The program aims not just to develop much-needed technology talent but to prepare the next generation of technology leaders. Students learn on site in a new facility at the BlueCross corporate headquarters in Chattanooga and receive support and mentorship from a team of individuals who care deeply about their success. Participants aren’t obligated to accept a BlueCross job offer when they complete the program.
For Bradley, helping students find a pathway to a degree, a job and a viable career in a growing field was a win-win-win.
“When I heard about BlueSky, I thought, ‘This will change the lives of the kids who go through it, but it could also change the community, even the field of education if we make it work,’” he says. “The vision is that we want students who go through BlueSky to be the future leaders of our company. And we know the route to that is through a college education. So we want to have a degree, but we also want students to be able to earn a job along the way.”
“If we can make BlueSky successful, it’ll be a proof point for how we better link the world of education with the workforce so that kids with a college education can have an immediate job prospect that leads to a long-term career.”
Technology made sense as BlueSky’s focus since many employers having difficulty finding people with this skillset and are forced to outsource jobs. Tennessee is no exception, as Bradley points to data showing a roughly a 4-to-1 disparity in terms of jobs from employers that require an IT background compared to Tennessee college and university graduates with those degrees.
Addressing this structural mismatch also hearkens back to Bradley’s desire for students to build connections and continue moving forward.
“Putting people into meaningful careers can be a real solution for pervasive challenges like paying off student loans,” he says. “So if you’re passionate about this field, I can’t think of a better program that plugs you into an internationally accredited university like ETSU and can then put you directly into a job. And hopefully we can be a catalyst for other companies to do the same thing.”
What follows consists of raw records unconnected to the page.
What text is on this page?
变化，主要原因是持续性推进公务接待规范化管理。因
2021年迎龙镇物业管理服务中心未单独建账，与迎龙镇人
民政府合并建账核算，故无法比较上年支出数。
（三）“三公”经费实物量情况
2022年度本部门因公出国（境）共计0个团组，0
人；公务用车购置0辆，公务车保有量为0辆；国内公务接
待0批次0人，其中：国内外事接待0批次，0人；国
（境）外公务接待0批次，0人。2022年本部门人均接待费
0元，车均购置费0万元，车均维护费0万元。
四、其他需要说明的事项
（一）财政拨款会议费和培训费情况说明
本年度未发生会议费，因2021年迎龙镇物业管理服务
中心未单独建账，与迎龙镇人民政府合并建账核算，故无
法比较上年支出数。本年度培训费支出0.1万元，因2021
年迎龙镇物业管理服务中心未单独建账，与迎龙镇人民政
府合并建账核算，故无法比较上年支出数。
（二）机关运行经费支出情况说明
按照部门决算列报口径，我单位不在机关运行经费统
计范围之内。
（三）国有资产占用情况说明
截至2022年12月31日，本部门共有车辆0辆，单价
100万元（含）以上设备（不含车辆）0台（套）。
The BlueSky Institute is now accepting applications for its first class. On-campus coursework begins this fall.
Commitments of the heart and mind
Not surprisingly, the same discipline and relentless drive toward improving the odds of real-world success for students translates to his wellbeing, too.
“I got involved in Brazilian jiu-jitsu five years ago, almost to the level of obsession,” Bradley says. “I’ll go in for classes four or five times a week. During the pandemic, my family was completely locked down and I missed a year’s worth of classes, but I have a 100-pound training dummy and mats. So I would still drill and watch instructional videos every day. I had my 9- and 5-year-old sons down there working out, as well. That training kept me sharp, which I think we all needed during that time.”
Sharpness and unwavering commitment are big part of what Bradley calls “the spiritual force” he feels on a day-to-day basis to help students.
“I want to be BlueSky students’ most committed advocate,” Bradley says. “That could entail ensuring a curriculum is dynamic. It could be ensuring we’re building the right student supports. It could be figuring out what an internship looks like. It could be recruiting. But all of it is designed around me wanting students to be successful in this program, and in their lives.”